Так что мы с тележкой крепко поработали и тронулись в путь. Отъезжая от дома, я невольно кинул взгляд в ту сторону, откуда вчера сначала пришла, а потом туда же и ушла девушка в красном. Вспомнив о ней, я испытал очень тревожное чувство. Мне захотелось увидеть цветок мака на развалинах или пятно свежей крови на камне. Я был уверен, что она появится снова, я ждал ее, зная, что совершенно не готов к этой встрече. Разумеется, у реки я увидел совсем не ее, а двух рыбаков. Двух шпионов! Вместо того чтобы следить за поплавком, они шеи себе сворачивали, стараясь разглядеть, что там у меня происходит. Они, наверное, на пальцах сосчитали, сколько ящиков я погрузил в машину, и отпустили парочку мрачных шуток насчет их содержимого.
Пожав плечами, я прибавил скорость, но на проселочной дороге меня остановили люди в синих рабочих комбинезонах, касках и рукавицах. Они выгружали целую гору инструментов и, задирая головы, разглядывали столбы и тянущиеся между ними провода. Не я ли, осведомились они, живу в предназначенном на слом доме с большим участком, на котором надо вырубить деревья? Воспользовавшись передышкой, они закурили.
— Нам надо вырыть и убрать все столбы, а потом закопать провода… Электричество будет отключено около полудня, — сказал один из них.
— И телефон то же самое, — сказал другой. — Отключат!

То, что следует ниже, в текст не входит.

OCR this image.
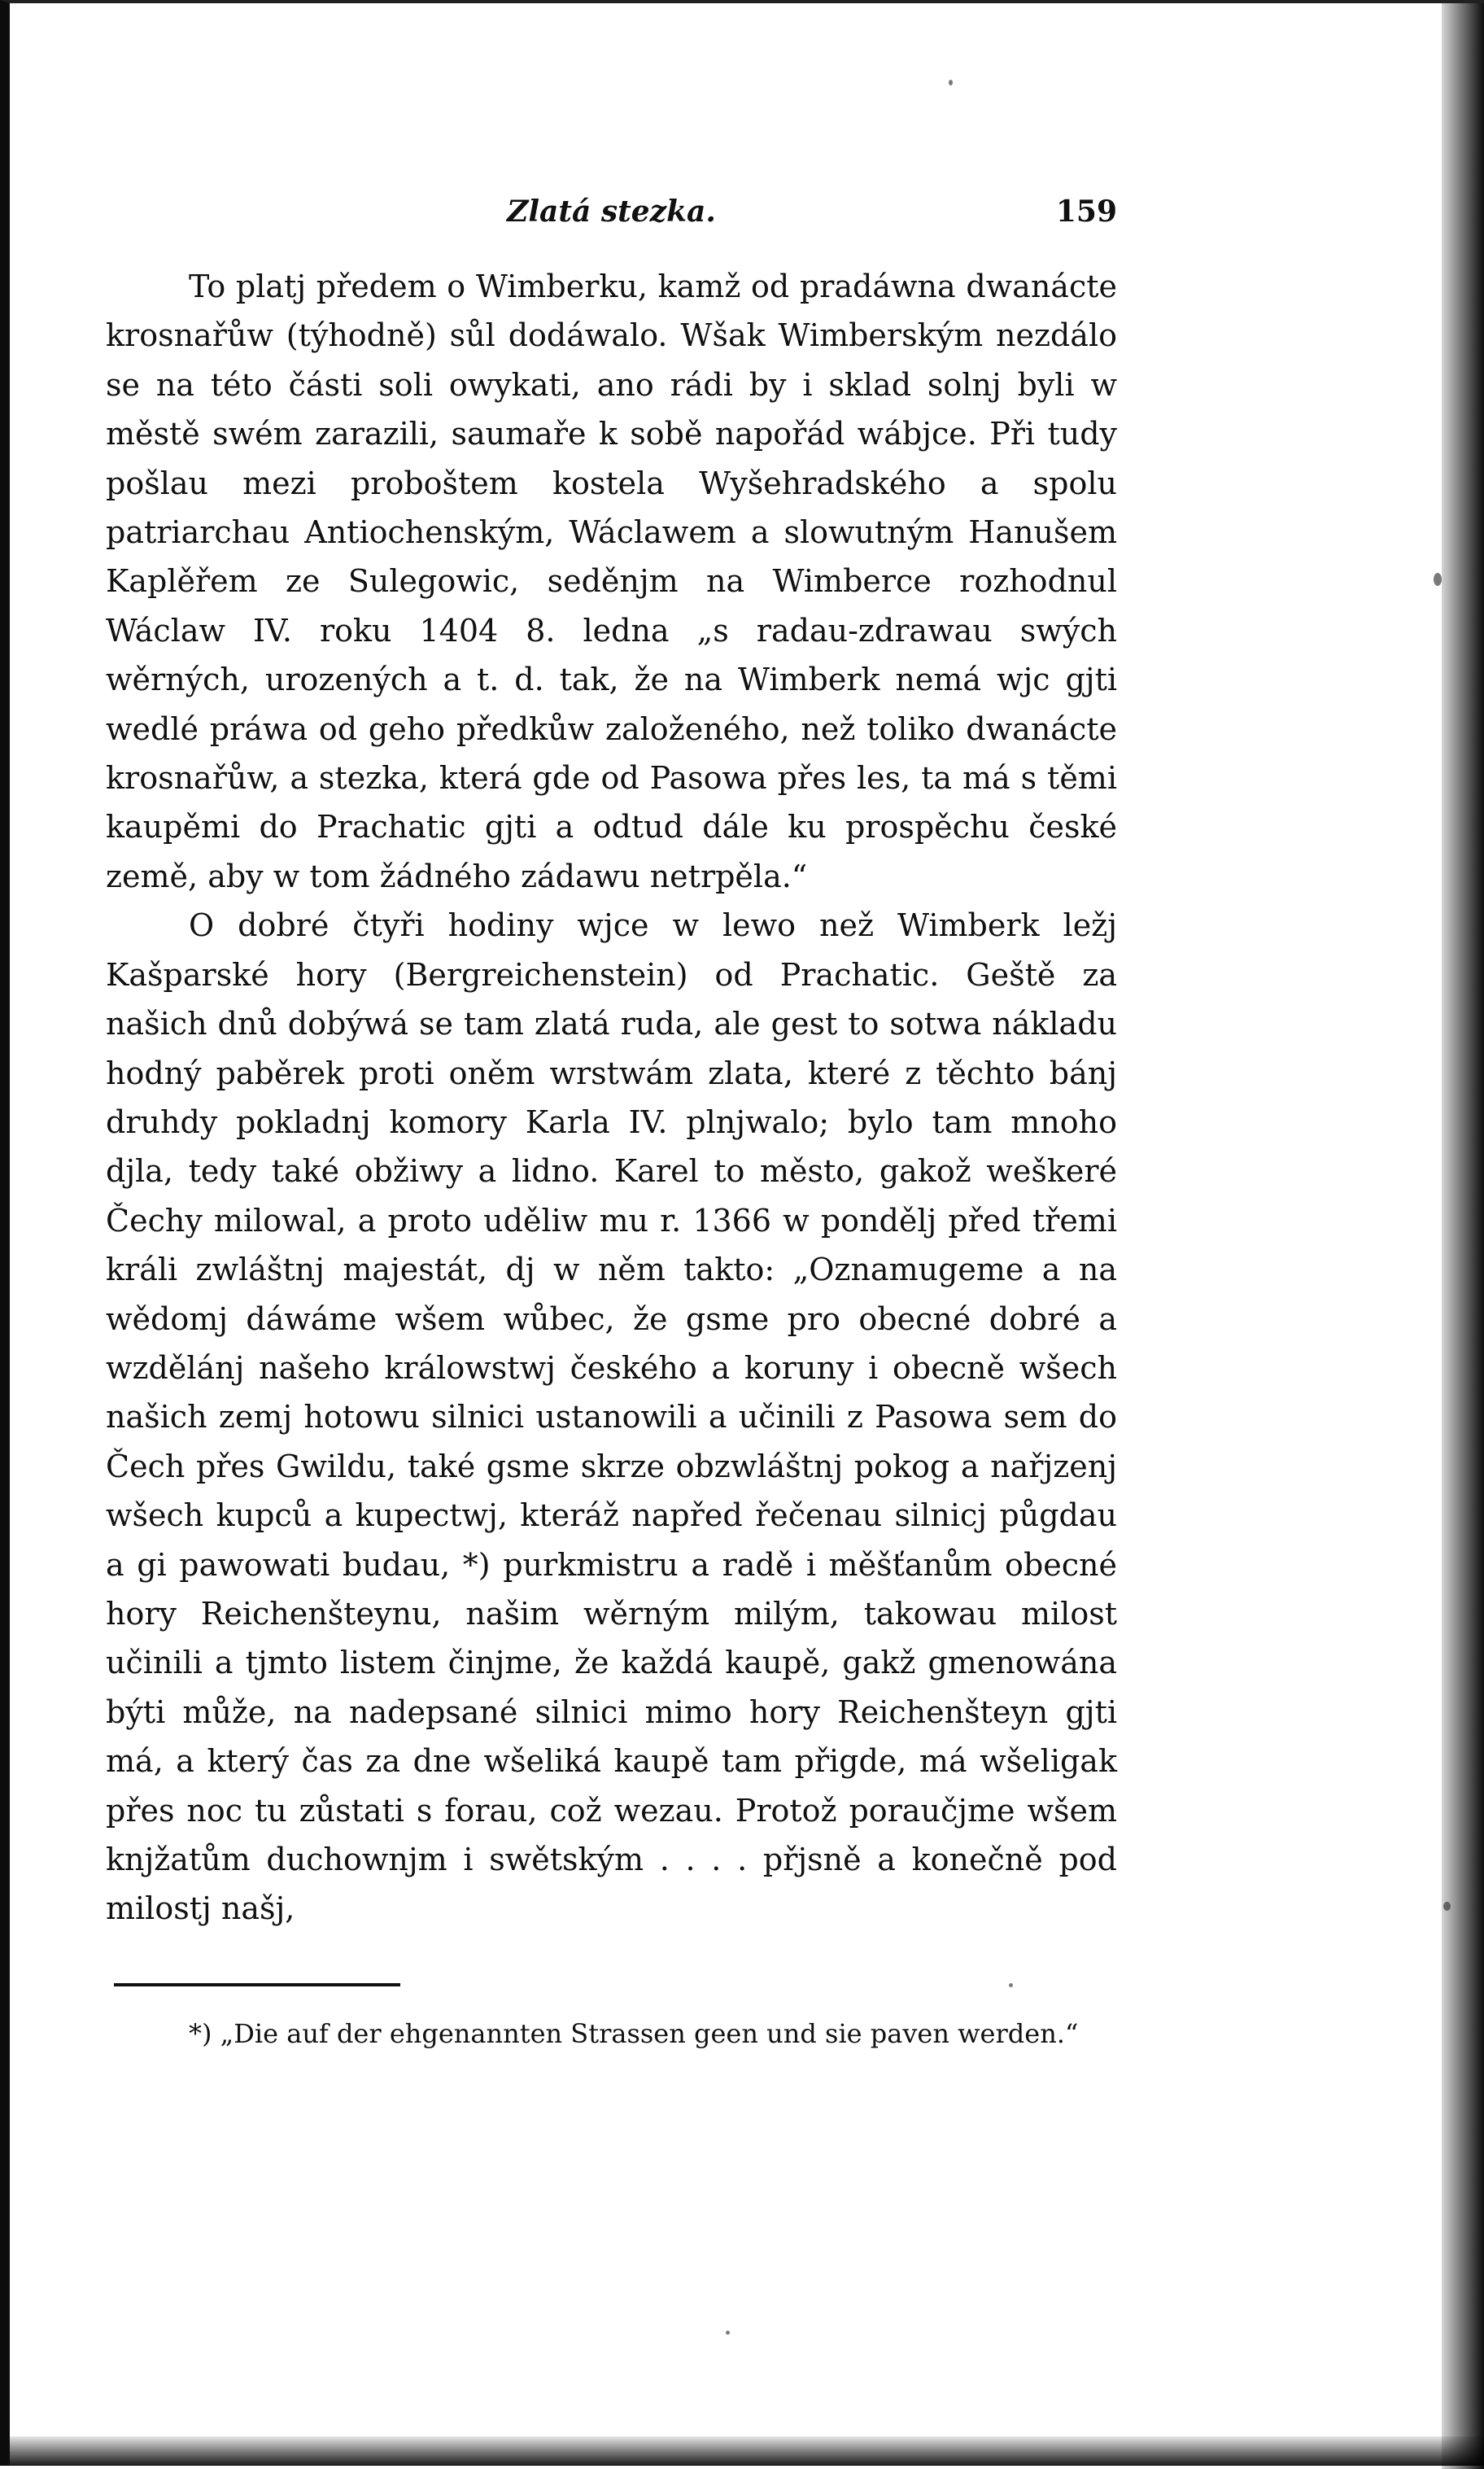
Zlatá stezka.	159

To platj předem o Wimberku, kamž od pradáwna dwanácte krosnařůw (týhodně) sůl dodáwalo. Wšak Wimberským nezdálo se na této části soli owykati, ano rádi by i sklad solnj byli w městě swém zarazili, saumaře k sobě napořád wábjce. Při tudy pošlau mezi proboštem kostela Wyšehradského a spolu patriarchau Antiochenským, Wáclawem a slowutným Hanušem Kaplěřem ze Sulegowic, seděnjm na Wimberce rozhodnul Wáclaw IV. roku 1404 8. ledna „s radau-zdrawau swých wěrných, urozených a t. d. tak, že na Wimberk nemá wjc gjti wedlé práwa od geho předkůw založeného, než toliko dwanácte krosnařůw, a stezka, která gde od Pasowa přes les, ta má s těmi kaupěmi do Prachatic gjti a odtud dále ku prospěchu české země, aby w tom žádného zádawu netrpěla.“

O dobré čtyři hodiny wjce w lewo než Wimberk ležj Kašparské hory (Bergreichenstein) od Prachatic. Geště za našich dnů dobýwá se tam zlatá ruda, ale gest to sotwa nákladu hodný paběrek proti oněm wrstwám zlata, které z těchto bánj druhdy pokladnj komory Karla IV. plnjwalo; bylo tam mnoho djla, tedy také obžiwy a lidno. Karel to město, gakož weškeré Čechy milowal, a proto uděliw mu r. 1366 w pondělj před třemi králi zwláštnj majestát, dj w něm takto: „Oznamugeme a na wědomj dáwáme wšem wůbec, že gsme pro obecné dobré a wzdělánj našeho králowstwj českého a koruny i obecně wšech našich zemj hotowu silnici ustanowili a učinili z Pasowa sem do Čech přes Gwildu, také gsme skrze obzwláštnj pokog a nařjzenj wšech kupců a kupectwj, kteráž napřed řečenau silnicj půgdau a gi pawowati budau, *) purkmistru a radě i měšťanům obecné hory Reichenšteynu, našim wěrným milým, takowau milost učinili a tjmto listem činjme, že každá kaupě, gakž gmenowána býti může, na nadepsané silnici mimo hory Reichenšteyn gjti má, a který čas za dne wšeliká kaupě tam přigde, má wšeligak přes noc tu zůstati s forau, což wezau. Protož poraučjme wšem knjžatům duchownjm i swětským . . . . přjsně a konečně pod milostj našj,

*) „Die auf der ehgenannten Strassen geen und sie paven werden.“
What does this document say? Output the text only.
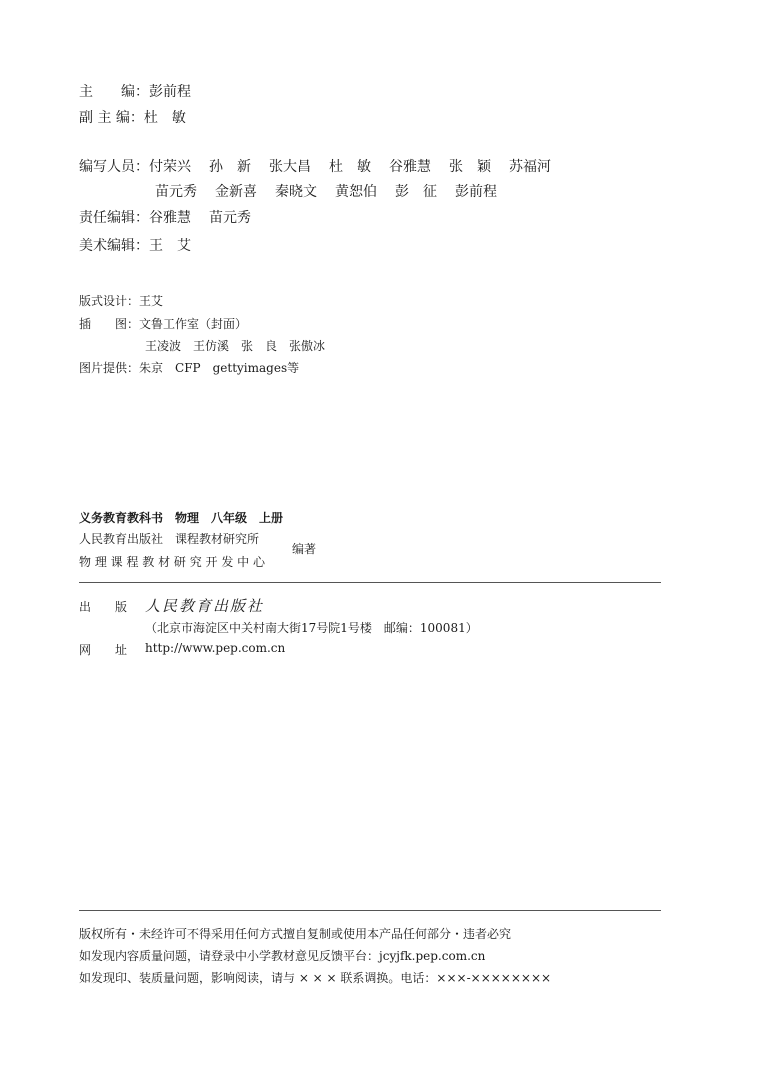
主　　编：彭前程
副 主 编：杜　敏
编写人员：付荣兴 孙　新 张大昌 杜　敏 谷雅慧 张　颖 苏福河
苗元秀 金新喜 秦晓文 黄恕伯 彭　征 彭前程
责任编辑：谷雅慧 苗元秀
美术编辑：王　艾
版式设计：王艾
插　　图：文鲁工作室（封面）
王凌波　王仿溪　张　良　张傲冰
图片提供：朱京　CFP　gettyimages等
义务教育教科书　物理　八年级　上册
人民教育出版社　课程教材研究所
物 理 课 程 教 材 研 究 开 发 中 心
编著
出　　版 人民教育出版社
（北京市海淀区中关村南大街17号院1号楼　邮编：100081）
网　　址 http://www.pep.com.cn
版权所有・未经许可不得采用任何方式擅自复制或使用本产品任何部分・违者必究
如发现内容质量问题，请登录中小学教材意见反馈平台：jcyjfk.pep.com.cn
如发现印、装质量问题，影响阅读，请与 × × × 联系调换。电话：×××-××××××××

— Да, — подхватил первый, — тут дело пойдет быстро. У них такие планы! На месте вашего старого дома поставят больше тридцати коттеджей, сюда еще народу понаедет…
— Но сначала надо все сломать и все выровнять. И нам надо закончить нашу работу до того, как придут большие машины, понимаете? — объяснил мне второй рабочий в белой каске.
Я ответил, что все это мне известно, что дом внутри пуст, как высохшая ракушка, что я и сам уеду отсюда завтра или послезавтра. Один из парней, вытащив изо рта окурок рукой в толстой кожаной перчатке и вооружившись здоровенным ломом, счел необходимым прибавить:
— Да уж, вы, можно сказать, дотянули до последней минуты!
— Так получилось, — сказал я.
Они сдвинули свое оборудование, чтобы я мог проехать к Алисе, которая, наверное, меня уже ждала.
Алиса — одинокая, давно овдовевшая старая дама. Я рад был, что могу оставить у нее свои книги, но еще больше радовался, что благодаря этому проведу хоть немного времени с ней. Я был убежден, что за долгие годы нелегкого супружества, а потом нескончаемого вдовства она обрела тихую мудрость, своего рода запоздалое умение жить, переходящее в умение умирать.
Алиса, с ее очень коротко остриженными белоснежными волосами, очень светлыми глазами, розовыми щеками и стройным, гибким телом, выглядела моложе своих лет, но любила повторять: «Теперь я уже глубокая старуха, мне это кажется совершенно невероятным, но я действительно глубокая старуха… Как бы там ни было, я готова». Слова «глубокая старуха» она произносила с пленительной улыбкой, глядя куда-то вдаль, в какую-то загадочную точку, которую только она и различала, а потом поправляла себя: «И готова, и не готова. Никогда не бываешь вполне готовым». И задумчиво рассматривала собственные руки, усыпанные старческой гречкой, но почти не сморщенные, с длинными тонкими пальцами.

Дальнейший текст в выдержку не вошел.